Mais à propos, pourquoi “February” ? “Il y a plusieurs raisons. D’abord, et c’est la raison la plus simple, j’ai terminé l’enregistrement en février 2005. Ensuite, cette musique, c’est du blues et, il faut l’admettre, février est le mois le plus froid, le plus sombre, le plus rude et “bleu” de tous. Pourtant, je l’aime, j’aime l’hiver. Je suis très productif à cette période de l’année. Ce qui m’amène à mon dernier point… il m’est arrivé de mauvaises choses, en février.
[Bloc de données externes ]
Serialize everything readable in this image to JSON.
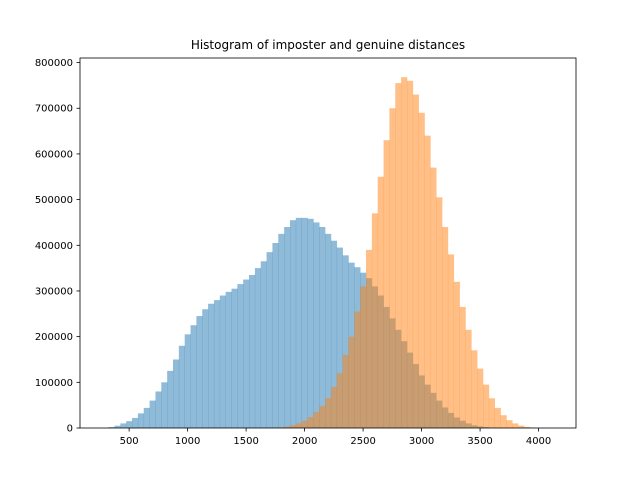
{
  "chart_data": {
    "type": "bar",
    "subtype": "overlaid-histogram",
    "title": "Histogram of imposter and genuine distances",
    "xlabel": "",
    "ylabel": "",
    "xlim": [
      80,
      4320
    ],
    "ylim": [
      0,
      810000
    ],
    "xticks": [
      500,
      1000,
      1500,
      2000,
      2500,
      3000,
      3500,
      4000
    ],
    "yticks": [
      0,
      100000,
      200000,
      300000,
      400000,
      500000,
      600000,
      700000,
      800000
    ],
    "grid": false,
    "legend": "none",
    "bin_width": 50,
    "series": [
      {
        "color": "#1f77b4",
        "alpha": 0.5,
        "bin_centers": [
          350,
          400,
          450,
          500,
          550,
          600,
          650,
          700,
          750,
          800,
          850,
          900,
          950,
          1000,
          1050,
          1100,
          1150,
          1200,
          1250,
          1300,
          1350,
          1400,
          1450,
          1500,
          1550,
          1600,
          1650,
          1700,
          1750,
          1800,
          1850,
          1900,
          1950,
          2000,
          2050,
          2100,
          2150,
          2200,
          2250,
          2300,
          2350,
          2400,
          2450,
          2500,
          2550,
          2600,
          2650,
          2700,
          2750,
          2800,
          2850,
          2900,
          2950,
          3000,
          3050,
          3100,
          3150,
          3200,
          3250,
          3300,
          3350,
          3400,
          3450,
          3500,
          3550,
          3600,
          3650,
          3700,
          3750,
          3800
        ],
        "values": [
          2000,
          5000,
          10000,
          15000,
          22000,
          32000,
          44000,
          60000,
          80000,
          100000,
          125000,
          150000,
          180000,
          205000,
          225000,
          245000,
          260000,
          272000,
          280000,
          290000,
          298000,
          305000,
          315000,
          325000,
          335000,
          350000,
          365000,
          385000,
          405000,
          425000,
          440000,
          455000,
          460000,
          460000,
          458000,
          450000,
          440000,
          425000,
          410000,
          395000,
          378000,
          362000,
          352000,
          340000,
          328000,
          310000,
          290000,
          265000,
          240000,
          215000,
          190000,
          165000,
          140000,
          115000,
          95000,
          77000,
          60000,
          45000,
          33000,
          23000,
          16000,
          10000,
          6000,
          3500,
          2000,
          1000,
          500,
          250,
          100,
          50
        ]
      },
      {
        "color": "#ff7f0e",
        "alpha": 0.5,
        "bin_centers": [
          1800,
          1850,
          1900,
          1950,
          2000,
          2050,
          2100,
          2150,
          2200,
          2250,
          2300,
          2350,
          2400,
          2450,
          2500,
          2550,
          2600,
          2650,
          2700,
          2750,
          2800,
          2850,
          2900,
          2950,
          3000,
          3050,
          3100,
          3150,
          3200,
          3250,
          3300,
          3350,
          3400,
          3450,
          3500,
          3550,
          3600,
          3650,
          3700,
          3750,
          3800,
          3850,
          3900,
          3950
        ],
        "values": [
          1000,
          3000,
          6000,
          10000,
          16000,
          24000,
          35000,
          48000,
          65000,
          90000,
          120000,
          160000,
          200000,
          255000,
          310000,
          390000,
          470000,
          550000,
          630000,
          700000,
          755000,
          768000,
          760000,
          730000,
          690000,
          640000,
          570000,
          505000,
          440000,
          380000,
          320000,
          265000,
          215000,
          170000,
          130000,
          95000,
          65000,
          44000,
          28000,
          17000,
          10000,
          5000,
          2500,
          1000
        ]
      }
    ]
  }
}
À tel point que j’appréhendais l’arrivée de ce mois. Composer cette musique était une expérience cathartique, un moyen de reconquérir ce mois et de le célébrer. Et voilà. Pour moi, février représente le meilleur et le pire de ce que la vie a à offrir, mais finalement, c’est bon, c’est positif.”
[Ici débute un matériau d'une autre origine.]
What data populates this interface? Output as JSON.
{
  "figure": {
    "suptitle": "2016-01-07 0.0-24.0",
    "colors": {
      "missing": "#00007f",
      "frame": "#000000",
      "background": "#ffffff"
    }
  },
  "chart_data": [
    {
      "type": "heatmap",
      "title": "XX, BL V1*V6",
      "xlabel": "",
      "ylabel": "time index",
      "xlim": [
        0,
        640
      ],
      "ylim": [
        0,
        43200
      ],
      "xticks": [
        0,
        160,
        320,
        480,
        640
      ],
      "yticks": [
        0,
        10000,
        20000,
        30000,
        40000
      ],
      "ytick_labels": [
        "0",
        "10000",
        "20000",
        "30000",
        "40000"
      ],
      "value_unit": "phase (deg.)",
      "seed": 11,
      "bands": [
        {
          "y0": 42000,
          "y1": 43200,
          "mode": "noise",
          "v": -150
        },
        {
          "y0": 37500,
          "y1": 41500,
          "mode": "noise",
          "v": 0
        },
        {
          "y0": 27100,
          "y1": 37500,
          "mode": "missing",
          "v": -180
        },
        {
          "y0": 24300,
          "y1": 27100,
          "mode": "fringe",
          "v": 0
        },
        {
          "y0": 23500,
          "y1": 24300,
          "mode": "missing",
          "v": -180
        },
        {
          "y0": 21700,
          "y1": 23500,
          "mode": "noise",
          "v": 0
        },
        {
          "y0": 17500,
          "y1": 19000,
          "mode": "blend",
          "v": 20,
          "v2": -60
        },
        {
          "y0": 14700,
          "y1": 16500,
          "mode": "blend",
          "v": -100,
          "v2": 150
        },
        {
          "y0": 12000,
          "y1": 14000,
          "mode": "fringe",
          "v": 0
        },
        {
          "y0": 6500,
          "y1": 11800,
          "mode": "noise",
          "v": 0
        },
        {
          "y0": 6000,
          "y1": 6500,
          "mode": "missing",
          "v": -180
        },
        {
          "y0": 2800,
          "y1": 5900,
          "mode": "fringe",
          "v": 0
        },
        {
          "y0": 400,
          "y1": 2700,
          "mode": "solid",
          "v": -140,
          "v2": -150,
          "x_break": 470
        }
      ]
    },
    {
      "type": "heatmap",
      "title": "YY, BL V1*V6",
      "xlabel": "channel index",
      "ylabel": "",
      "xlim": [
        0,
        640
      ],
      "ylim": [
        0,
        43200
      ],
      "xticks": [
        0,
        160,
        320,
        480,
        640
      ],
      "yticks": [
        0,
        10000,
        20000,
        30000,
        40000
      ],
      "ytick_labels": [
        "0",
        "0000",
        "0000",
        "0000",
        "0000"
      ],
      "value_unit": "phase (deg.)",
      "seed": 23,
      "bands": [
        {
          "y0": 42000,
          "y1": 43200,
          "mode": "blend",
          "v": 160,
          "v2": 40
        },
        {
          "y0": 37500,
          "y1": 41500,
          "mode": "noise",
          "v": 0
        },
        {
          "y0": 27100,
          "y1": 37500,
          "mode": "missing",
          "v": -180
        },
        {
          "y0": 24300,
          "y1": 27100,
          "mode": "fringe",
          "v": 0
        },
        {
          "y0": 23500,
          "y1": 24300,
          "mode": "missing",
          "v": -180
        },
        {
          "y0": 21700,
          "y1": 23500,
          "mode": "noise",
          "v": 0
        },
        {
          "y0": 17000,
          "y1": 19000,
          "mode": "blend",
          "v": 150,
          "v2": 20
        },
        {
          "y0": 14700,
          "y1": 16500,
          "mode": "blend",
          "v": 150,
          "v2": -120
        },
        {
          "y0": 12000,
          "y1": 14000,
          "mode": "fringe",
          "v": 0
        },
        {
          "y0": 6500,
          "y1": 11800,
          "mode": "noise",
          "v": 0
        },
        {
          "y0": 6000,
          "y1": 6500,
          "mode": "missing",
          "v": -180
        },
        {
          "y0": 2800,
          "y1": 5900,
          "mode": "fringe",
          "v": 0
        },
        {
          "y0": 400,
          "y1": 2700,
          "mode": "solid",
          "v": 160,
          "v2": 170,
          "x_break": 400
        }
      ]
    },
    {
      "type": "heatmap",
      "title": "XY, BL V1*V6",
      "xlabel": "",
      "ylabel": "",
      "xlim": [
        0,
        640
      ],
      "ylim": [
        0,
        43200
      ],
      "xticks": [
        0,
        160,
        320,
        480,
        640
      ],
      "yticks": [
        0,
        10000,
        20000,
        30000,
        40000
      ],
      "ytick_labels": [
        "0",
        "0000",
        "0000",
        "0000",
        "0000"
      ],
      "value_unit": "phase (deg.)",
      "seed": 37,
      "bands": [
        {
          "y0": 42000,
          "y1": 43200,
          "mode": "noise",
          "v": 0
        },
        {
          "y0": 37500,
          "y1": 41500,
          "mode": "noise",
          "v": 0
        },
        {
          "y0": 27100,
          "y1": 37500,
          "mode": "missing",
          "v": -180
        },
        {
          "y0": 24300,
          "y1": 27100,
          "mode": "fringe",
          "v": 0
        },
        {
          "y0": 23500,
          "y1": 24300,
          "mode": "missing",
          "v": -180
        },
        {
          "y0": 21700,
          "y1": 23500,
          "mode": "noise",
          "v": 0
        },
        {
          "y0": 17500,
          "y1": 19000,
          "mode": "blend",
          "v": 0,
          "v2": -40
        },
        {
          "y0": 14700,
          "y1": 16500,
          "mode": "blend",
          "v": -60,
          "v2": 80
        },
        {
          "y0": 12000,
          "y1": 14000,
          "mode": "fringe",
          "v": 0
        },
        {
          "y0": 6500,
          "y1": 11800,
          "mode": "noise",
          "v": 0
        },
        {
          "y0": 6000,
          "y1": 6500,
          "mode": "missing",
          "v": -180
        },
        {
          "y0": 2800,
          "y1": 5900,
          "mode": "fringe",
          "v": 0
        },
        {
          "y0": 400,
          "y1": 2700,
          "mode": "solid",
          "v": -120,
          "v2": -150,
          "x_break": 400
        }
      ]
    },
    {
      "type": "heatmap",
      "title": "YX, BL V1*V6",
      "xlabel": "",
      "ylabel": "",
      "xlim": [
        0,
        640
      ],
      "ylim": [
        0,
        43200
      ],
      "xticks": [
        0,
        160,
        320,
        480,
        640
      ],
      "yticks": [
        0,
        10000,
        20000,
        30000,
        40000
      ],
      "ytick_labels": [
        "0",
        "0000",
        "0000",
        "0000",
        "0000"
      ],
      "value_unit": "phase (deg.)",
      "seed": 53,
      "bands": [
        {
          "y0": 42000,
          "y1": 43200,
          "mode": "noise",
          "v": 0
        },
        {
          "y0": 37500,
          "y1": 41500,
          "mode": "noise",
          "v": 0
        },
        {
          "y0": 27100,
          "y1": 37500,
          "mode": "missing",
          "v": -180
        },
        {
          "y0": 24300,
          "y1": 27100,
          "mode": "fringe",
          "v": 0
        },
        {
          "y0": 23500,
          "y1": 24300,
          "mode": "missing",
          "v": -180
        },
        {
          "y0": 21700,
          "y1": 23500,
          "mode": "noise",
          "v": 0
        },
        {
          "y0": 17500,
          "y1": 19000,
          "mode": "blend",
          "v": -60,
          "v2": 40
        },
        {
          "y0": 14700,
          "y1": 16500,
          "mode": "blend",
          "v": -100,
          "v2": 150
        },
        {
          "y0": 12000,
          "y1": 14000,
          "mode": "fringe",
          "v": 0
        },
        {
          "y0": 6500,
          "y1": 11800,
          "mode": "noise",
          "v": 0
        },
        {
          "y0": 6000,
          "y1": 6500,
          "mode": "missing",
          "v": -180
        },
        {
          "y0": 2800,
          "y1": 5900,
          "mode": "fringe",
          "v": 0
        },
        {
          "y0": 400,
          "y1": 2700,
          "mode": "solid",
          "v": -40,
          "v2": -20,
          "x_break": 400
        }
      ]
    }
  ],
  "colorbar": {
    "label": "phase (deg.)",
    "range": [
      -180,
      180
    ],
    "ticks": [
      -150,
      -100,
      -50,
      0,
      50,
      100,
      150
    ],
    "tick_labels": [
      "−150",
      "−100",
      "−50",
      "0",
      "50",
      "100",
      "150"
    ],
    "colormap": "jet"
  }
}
Imaginez Terry Riley qui se serait emparé d’un riff de Muddy Waters et l’aurait inlassablement répété, décomposé et recomposé en un kaléidoscope explosif.
Février au mois de mai
Depuis, Jonathan Kane a continué d’explorer la voie ouverte par February avec I Looked at the Sun, qui propose une version détonante du classique de Mississippi Fred McDowell, et plus récemment, avec une interprétation de The Little Drummer Boy. Un classique de Noël revu et corrigé d’une manière délicieusement décalée et efficace. “J’ai commencé à jouer cette mélodie sur ma guitare il y a deux ans, pendant les vacances de Noël, et j’ai pensé que cela ferait une jolie chanson de Noël minimaliste. Et puis, l’année dernière, Jeff Hunt a demandé à tous les artistes de Table of the Elements d’enregistrer une chanson pour une compilation de Noël. J’ai parié sur The Little Drummer Boy. Apparemment, j’ai été le seul à proposer quelque chose, alors Jeff l’a sorti en single.”
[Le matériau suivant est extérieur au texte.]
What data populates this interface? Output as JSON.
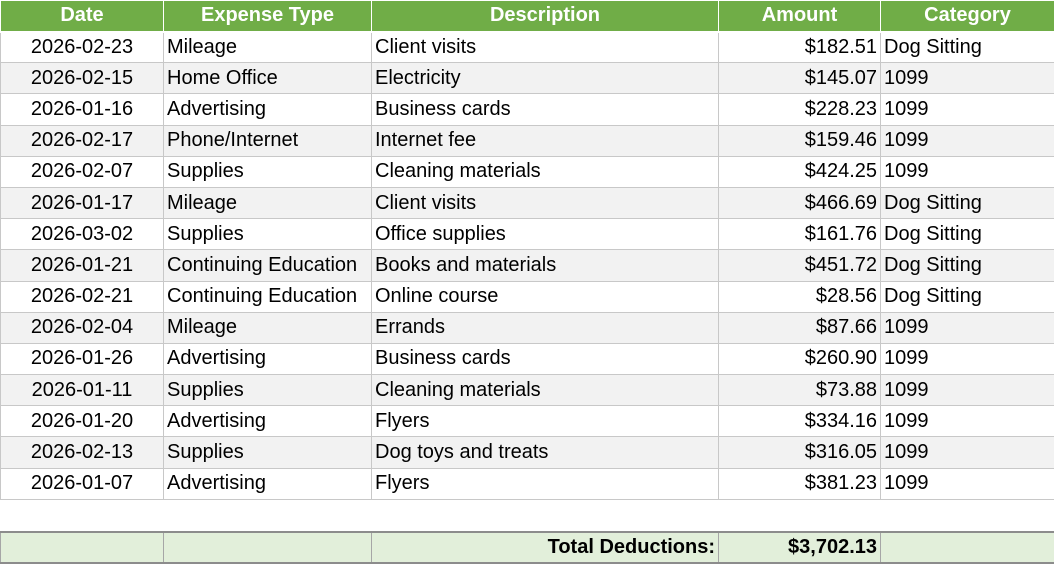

Un nouvel album est prévu pour la fin de cette année : “Ce sera un LP. J’ai tout un tas de nouvelles choses à propos desquelles je suis très enthousiaste. Je creuse encore plus profondément le sillon de mes trois premiers disques, mais il y aura quelques surprises, quelques nouveaux éléments introduits. Je ne veux pas en dire trop, j’espère qu’il sortira à l’automne 2008.” En attendant, Jonathan Kane et son groupe baptisé… February seront en tournée en Europe au printemps 2008. À ne pas manquer.
Sophie Pécaud
Photo : Bridget Barrett
À écouter :
February, Table of the Elements, Radium, 2005.
I Looked at the Sun, Table of the Elements, Radium, 2006.
The Little Drummer Boy, Table of the Elements, Radium, 2007.
Et aussi :
La Monte Young & The Forever Bad Blues Band, Just Stompin’ : Live at the Kitchen, Rhino Records, 1993.
Kane Bros. Blues Band, Mythco Records, 2006.